If the hypothetical oilfield HR manager has a document/email with salary data or well data saved on it, and said Android/iPhone is misplaced -- all of the data on that phone is accessible to anyone who finds the phone.

If it were a RIM phone, the data would be encrypted and un-retrievable without the benefit of the BES spitting out a new security key (which would be, of course, revoked as soon as the HR manager realizes that he/she lost the phone).

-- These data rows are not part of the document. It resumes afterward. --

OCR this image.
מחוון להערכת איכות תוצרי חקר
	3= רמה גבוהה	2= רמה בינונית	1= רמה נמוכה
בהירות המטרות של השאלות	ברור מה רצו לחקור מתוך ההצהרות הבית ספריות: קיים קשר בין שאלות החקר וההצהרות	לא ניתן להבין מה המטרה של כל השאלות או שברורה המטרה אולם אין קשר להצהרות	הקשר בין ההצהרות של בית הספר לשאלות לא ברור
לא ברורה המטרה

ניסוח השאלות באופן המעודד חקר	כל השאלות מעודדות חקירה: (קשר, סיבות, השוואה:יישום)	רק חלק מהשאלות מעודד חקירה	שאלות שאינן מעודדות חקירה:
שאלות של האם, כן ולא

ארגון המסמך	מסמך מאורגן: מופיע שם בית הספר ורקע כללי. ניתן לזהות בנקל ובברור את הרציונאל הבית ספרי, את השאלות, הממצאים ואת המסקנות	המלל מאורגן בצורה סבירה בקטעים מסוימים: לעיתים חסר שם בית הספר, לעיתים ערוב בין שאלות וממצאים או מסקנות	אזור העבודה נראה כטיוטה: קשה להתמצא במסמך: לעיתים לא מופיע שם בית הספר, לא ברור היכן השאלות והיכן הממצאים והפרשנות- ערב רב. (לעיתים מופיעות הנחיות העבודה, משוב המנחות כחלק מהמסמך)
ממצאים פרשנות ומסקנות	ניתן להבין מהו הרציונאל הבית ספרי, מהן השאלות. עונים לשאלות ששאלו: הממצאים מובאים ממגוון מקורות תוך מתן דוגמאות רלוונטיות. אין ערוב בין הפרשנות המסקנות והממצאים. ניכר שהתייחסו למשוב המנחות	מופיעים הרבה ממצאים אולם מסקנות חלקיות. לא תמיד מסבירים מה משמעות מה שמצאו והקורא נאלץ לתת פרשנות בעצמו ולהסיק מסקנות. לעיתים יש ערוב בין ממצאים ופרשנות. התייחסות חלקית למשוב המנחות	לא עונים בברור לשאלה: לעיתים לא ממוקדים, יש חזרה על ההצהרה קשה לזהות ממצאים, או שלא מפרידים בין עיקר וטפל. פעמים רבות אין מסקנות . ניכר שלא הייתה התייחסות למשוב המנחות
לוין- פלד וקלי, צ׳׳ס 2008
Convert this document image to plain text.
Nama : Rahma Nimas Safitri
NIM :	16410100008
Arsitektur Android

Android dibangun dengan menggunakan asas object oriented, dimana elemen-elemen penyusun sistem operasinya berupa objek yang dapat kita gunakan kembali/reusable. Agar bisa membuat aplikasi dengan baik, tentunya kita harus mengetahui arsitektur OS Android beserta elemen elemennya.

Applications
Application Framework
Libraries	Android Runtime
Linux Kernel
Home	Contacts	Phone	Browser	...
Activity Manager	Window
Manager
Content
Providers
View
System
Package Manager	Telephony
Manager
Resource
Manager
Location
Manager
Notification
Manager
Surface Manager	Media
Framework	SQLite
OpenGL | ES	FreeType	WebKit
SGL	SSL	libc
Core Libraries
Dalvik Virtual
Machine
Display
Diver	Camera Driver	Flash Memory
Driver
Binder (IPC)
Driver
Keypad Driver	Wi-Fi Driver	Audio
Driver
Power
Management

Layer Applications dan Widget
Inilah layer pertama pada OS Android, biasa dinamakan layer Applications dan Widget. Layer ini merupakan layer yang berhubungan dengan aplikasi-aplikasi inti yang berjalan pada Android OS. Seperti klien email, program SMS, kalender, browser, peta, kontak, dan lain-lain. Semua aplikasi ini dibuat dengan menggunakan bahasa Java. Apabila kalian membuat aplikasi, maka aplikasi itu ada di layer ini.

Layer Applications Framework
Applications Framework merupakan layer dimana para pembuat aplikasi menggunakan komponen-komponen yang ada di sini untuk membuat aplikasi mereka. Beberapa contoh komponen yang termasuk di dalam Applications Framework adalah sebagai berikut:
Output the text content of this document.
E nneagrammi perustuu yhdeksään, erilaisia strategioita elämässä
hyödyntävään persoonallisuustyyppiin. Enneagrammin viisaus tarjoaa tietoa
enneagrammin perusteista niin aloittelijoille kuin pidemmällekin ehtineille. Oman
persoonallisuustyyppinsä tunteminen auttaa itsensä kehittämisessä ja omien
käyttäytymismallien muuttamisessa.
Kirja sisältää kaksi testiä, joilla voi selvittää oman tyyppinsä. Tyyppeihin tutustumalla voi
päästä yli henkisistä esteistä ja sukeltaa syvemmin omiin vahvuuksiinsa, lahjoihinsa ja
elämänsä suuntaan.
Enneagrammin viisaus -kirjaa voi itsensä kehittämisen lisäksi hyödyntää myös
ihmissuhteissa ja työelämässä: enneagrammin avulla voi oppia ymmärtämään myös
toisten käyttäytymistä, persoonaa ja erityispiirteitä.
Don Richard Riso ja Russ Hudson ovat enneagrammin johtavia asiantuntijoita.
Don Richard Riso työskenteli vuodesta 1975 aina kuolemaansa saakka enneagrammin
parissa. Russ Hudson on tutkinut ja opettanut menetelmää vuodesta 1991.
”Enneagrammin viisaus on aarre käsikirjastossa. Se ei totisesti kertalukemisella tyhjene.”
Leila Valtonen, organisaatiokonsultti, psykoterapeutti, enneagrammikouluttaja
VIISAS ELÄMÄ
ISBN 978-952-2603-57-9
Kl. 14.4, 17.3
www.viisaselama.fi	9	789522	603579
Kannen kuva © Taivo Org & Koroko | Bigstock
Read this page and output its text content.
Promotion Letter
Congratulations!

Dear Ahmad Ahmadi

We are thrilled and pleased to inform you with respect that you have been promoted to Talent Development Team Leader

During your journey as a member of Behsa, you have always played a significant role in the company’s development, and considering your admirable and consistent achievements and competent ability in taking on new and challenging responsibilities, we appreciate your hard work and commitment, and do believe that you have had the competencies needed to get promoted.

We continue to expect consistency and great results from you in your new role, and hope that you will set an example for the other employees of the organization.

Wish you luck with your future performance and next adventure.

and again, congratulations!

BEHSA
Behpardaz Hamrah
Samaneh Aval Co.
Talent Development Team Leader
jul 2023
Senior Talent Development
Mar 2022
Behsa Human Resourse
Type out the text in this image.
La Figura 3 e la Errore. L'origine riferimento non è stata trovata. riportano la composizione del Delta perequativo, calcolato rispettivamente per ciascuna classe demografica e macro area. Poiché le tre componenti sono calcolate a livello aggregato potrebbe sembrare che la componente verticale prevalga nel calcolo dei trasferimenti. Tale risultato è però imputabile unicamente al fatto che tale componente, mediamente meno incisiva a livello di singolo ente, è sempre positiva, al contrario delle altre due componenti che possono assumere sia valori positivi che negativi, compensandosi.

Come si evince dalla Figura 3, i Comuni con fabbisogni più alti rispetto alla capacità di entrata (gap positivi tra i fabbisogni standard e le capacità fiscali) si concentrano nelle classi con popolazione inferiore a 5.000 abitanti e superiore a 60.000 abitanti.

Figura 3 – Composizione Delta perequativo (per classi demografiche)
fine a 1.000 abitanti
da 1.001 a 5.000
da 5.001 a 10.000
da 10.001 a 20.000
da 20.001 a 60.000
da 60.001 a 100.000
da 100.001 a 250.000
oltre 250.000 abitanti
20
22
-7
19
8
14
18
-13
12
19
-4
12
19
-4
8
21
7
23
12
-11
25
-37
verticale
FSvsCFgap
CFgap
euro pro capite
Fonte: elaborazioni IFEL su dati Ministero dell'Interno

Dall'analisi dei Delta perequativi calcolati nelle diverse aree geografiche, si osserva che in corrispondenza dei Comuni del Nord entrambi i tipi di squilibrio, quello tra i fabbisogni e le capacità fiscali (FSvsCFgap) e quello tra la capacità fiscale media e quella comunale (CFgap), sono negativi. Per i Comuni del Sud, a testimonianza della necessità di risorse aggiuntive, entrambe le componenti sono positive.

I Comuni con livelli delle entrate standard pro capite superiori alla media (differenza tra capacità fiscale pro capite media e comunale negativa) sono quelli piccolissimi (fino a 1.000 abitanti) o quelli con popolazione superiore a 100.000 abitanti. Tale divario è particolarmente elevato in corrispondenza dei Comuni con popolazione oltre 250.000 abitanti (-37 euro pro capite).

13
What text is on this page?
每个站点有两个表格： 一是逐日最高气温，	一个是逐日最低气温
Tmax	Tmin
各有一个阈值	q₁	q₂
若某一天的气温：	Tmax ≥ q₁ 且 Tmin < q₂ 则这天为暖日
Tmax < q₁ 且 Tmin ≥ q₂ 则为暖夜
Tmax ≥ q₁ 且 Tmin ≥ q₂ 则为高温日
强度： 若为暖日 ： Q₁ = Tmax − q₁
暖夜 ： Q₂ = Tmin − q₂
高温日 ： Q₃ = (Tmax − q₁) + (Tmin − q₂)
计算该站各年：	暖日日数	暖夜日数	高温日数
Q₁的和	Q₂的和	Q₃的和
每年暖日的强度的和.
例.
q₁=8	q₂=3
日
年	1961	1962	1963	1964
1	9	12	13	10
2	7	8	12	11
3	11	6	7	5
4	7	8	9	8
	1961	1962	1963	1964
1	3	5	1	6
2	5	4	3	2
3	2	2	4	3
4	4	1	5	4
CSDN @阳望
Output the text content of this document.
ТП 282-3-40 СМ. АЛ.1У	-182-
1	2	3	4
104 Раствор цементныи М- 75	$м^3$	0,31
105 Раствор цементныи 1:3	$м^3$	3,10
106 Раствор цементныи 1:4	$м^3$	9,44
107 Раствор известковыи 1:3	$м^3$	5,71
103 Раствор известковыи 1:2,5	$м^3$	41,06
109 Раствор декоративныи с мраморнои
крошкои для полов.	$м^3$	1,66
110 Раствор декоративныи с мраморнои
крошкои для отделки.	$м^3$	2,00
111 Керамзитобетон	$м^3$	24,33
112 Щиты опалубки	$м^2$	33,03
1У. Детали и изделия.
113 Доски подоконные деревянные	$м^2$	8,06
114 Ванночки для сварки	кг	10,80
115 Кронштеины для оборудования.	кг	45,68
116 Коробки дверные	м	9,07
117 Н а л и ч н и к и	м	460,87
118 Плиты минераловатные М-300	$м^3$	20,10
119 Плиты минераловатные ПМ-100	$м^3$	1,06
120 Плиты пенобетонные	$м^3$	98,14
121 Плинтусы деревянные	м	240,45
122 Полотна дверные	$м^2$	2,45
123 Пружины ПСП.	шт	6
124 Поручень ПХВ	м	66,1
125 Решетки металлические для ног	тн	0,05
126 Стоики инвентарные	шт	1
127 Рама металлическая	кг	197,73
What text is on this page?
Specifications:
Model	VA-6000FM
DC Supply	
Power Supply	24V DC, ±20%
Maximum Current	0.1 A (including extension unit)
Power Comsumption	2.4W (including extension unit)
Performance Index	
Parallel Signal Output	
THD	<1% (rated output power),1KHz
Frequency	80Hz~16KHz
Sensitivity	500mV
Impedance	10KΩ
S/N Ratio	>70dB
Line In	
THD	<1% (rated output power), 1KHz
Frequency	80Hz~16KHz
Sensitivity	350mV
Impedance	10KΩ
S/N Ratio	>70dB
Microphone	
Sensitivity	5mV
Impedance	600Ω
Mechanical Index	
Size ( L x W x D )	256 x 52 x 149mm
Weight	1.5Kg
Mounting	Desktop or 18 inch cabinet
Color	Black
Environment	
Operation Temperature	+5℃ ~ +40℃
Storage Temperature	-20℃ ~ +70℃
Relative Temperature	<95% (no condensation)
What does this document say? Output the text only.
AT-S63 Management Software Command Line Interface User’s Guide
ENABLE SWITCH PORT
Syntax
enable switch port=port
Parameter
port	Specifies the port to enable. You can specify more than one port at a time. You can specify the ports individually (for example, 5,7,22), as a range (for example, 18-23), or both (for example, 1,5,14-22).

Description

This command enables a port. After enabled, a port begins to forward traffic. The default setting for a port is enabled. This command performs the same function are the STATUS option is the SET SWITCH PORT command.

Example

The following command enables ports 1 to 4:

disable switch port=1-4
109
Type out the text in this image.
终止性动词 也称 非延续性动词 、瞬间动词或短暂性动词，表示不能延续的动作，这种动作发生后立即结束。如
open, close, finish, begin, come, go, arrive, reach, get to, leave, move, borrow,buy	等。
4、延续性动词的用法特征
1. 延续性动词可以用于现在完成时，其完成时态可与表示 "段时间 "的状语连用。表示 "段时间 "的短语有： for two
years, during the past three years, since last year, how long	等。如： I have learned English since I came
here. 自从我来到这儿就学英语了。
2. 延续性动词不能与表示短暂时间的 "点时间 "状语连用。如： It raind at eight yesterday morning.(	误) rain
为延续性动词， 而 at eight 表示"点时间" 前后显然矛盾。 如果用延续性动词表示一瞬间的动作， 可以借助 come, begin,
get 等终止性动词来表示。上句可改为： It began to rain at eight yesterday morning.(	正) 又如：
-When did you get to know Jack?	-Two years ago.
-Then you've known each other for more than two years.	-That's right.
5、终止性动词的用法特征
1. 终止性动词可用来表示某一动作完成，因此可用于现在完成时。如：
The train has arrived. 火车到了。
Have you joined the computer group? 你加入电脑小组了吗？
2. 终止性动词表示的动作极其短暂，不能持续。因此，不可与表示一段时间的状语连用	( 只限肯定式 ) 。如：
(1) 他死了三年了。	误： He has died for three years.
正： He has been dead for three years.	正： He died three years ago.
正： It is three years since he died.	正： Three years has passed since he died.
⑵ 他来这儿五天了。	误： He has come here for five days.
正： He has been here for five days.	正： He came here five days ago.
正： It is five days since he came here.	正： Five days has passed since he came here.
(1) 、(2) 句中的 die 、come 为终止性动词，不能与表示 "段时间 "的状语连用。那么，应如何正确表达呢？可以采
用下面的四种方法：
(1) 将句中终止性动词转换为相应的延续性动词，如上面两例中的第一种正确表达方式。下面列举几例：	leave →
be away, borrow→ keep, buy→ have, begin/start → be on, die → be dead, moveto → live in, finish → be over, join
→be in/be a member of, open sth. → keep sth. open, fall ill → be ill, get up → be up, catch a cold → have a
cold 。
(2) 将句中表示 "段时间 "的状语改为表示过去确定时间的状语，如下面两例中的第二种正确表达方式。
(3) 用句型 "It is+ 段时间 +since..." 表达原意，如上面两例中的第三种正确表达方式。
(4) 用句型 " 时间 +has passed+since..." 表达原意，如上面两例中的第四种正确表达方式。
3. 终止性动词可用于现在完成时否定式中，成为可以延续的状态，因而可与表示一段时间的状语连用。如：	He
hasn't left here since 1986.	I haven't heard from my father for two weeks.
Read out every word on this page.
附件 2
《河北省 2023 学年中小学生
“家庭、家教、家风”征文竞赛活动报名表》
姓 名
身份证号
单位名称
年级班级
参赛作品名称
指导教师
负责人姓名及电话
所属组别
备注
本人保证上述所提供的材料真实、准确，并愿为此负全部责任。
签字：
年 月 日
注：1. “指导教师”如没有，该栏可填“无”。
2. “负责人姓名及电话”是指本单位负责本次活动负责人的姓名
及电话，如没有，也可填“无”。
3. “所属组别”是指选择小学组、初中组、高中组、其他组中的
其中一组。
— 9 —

Then there's the auditability aspect, which is why RIM has done so well in the financial sector. Chat logs, phone call records -- these are all things that, for legal compliance reasons, businesses in that sector are required to save. If you have a bank staffer suspected of insider trading, the first thing the lawyers start looking at is the BlackBerry chat logs. Courts have drawn negative inferences against businesses who fail to keep such records and the 'standard' is BlackBerry for a good reason (nobody else can even come close to providing the required functionality!). Businesses that operate in an environment where Sarbanes-Oxley is a big deal are practically required to use an auditable solution such as BlackBerry. Apps that circumvent the monitoring framework are highly problematic in this environment.

For instance, many people may recall the case of Genuity Capital Markets which was founded by disgruntled CIBC investment banking employees. CIBC had the chat logs for all BlackBerry devices they owned, and were able to use them in the legal process against their former employees for violating non-solicit agreements among other violations of their CIBC employment contracts.
Fairly easy? So I assume you've tried hacking into a locked iPhone with 128 bit encryption? It's extremely easy to require passwords on iPhones connecting to company resources, you can even require passwords through Microsoft Exchange, without the need to buy a 3rd party solution. It also has 128 Bit Encryption built into any iPhone later than an iPhone 3GS and you can prevent iPhones older than that from syncing with your Exchange system if you'd like. Can you please tell me how easy it is to break 128 bit encryption.

The US Government did a study and found that 128 Bit AES Encryption was perfectly acceptable for Non-Classified US Government data. So as I was saying, the iPhone is perfectly acceptable for security unless you have information stored on terrorist whereabouts on your iPhone...than perhaps you shouldn't be using an iPhone or probably any mobile device for that matter.